Surpreso e confuso, aquilo tudo me levava a intuir que, mais do que a imagem, era o sentimento que o rapaz nutria por aquele quadro, por aquela imagem, que tornava tudo especial. Talvez se ele também fosse perguntado, quem sabe até apontasse algo que ninguém conseguisse ver ou sentir. E eu passei a invejar o tal rapaz.
Ficava de longe, tentando perscrutar, penetrar na sua fisionomia para, quem sabe, fisgar algum sinal, alguma pista que me levasse a ter o mesmo sentimento, a mesma sensibilidade. Pensava comigo: por que ele consegue e eu não? O que ele vê, afinal? O que eu tenho de fazer pra ver também? Às vezes eu tinha o ímpeto de ir falar com ele, de perguntar tudo, ou nada, mas logo via novamente a sua conexão com o quadro e isso me impedia, me travava, sendo que só me restava ficar olhando, admirando a cena, como algo que jamais fosse acontecer comigo.

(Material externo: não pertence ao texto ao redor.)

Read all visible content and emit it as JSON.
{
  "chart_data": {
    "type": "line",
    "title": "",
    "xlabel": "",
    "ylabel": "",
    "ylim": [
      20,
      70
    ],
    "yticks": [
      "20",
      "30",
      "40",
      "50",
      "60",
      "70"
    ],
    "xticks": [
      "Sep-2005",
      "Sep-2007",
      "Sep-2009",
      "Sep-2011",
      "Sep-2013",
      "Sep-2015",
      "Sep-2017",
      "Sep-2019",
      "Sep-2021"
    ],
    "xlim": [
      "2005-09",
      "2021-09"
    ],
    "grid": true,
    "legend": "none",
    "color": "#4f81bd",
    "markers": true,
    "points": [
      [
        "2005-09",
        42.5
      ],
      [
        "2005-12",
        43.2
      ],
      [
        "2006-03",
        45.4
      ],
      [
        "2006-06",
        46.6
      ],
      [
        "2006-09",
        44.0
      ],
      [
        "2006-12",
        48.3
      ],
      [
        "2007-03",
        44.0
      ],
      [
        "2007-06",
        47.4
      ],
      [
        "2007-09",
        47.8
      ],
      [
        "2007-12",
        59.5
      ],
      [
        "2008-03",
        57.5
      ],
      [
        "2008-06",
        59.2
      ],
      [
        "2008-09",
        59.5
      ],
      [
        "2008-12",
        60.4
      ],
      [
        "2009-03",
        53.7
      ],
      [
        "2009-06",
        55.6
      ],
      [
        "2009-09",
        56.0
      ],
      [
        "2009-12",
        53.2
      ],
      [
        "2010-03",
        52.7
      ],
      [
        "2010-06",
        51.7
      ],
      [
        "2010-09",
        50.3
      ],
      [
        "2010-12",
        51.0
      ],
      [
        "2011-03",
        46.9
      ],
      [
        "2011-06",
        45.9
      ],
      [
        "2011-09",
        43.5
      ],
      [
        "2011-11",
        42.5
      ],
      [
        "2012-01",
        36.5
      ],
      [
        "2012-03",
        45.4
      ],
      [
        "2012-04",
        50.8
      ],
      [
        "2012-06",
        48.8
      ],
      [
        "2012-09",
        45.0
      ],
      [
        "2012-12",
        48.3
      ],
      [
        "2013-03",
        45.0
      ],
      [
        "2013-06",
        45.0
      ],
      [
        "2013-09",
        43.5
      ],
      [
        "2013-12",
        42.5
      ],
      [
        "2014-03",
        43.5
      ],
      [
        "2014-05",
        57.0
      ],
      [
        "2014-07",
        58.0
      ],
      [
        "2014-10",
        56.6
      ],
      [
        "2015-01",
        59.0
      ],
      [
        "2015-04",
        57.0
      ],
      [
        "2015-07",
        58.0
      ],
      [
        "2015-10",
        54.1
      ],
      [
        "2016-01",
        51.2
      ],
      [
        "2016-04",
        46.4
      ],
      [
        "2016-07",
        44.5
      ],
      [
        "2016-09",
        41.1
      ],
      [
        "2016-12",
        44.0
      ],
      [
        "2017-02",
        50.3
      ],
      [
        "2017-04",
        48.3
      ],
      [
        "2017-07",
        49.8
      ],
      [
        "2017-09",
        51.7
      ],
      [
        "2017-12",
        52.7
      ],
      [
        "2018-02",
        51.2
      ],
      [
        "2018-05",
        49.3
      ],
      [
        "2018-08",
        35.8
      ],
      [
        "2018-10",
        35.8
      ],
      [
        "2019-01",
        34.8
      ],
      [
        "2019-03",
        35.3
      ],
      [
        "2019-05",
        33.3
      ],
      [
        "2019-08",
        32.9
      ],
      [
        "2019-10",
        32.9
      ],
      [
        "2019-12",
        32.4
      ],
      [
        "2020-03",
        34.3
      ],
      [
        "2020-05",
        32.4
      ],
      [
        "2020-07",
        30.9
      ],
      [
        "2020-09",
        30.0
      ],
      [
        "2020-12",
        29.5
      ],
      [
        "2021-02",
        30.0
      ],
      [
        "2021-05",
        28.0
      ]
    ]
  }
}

Muitos quadros passaram por mim, e eu por eles, desde então. Muitas telas abstratas, muitas telas famosas, outras nem tanto, de autoria de muitos pintores idem.
Distante daqueles anos 1980, anos sem computadores, no final de 1998 um amigo do trabalho me chamou pra ver um texto na sala dele. Assim que eu entrei, enquanto ele mostrava o trecho para o qual queria a minha revisão, eu não consegui tirar o olho de uma imagem na tela do seu computador.
Era uma obra do pintor suíço Arnold Böcklin, que morreu em 1901.
Não só pela sua influência ao surrealismo, que ainda nasceria, nem mesmo pelas suas imagens fantásticas e mitológicas, tampouco por sua obra ter sido fonte de inspiração para muitos artistas, incluindo o compositor Rachmaninov, aquela tela, desde o primeiro momento, desde sempre, falava comigo, me inspirava, ao mesmo tempo me dava medo, me atraía, surgia nos meus sonhos, me enlevava enfim. Era mágica. Era música.
A cena está longe de ser uma abstração.
Vemos um barco pequeno, uma canoa. Leva uma figura de branco, de pé, em direção a uma pequena ilha rochosa com árvores altas e esguias ao centro, cercada por um imenso e calmo oceano.
Foi pintada em 1883.
Seu nome é A Ilha dos Mortos.
Finalmente, eu compreendia o jovem rapaz da galeria.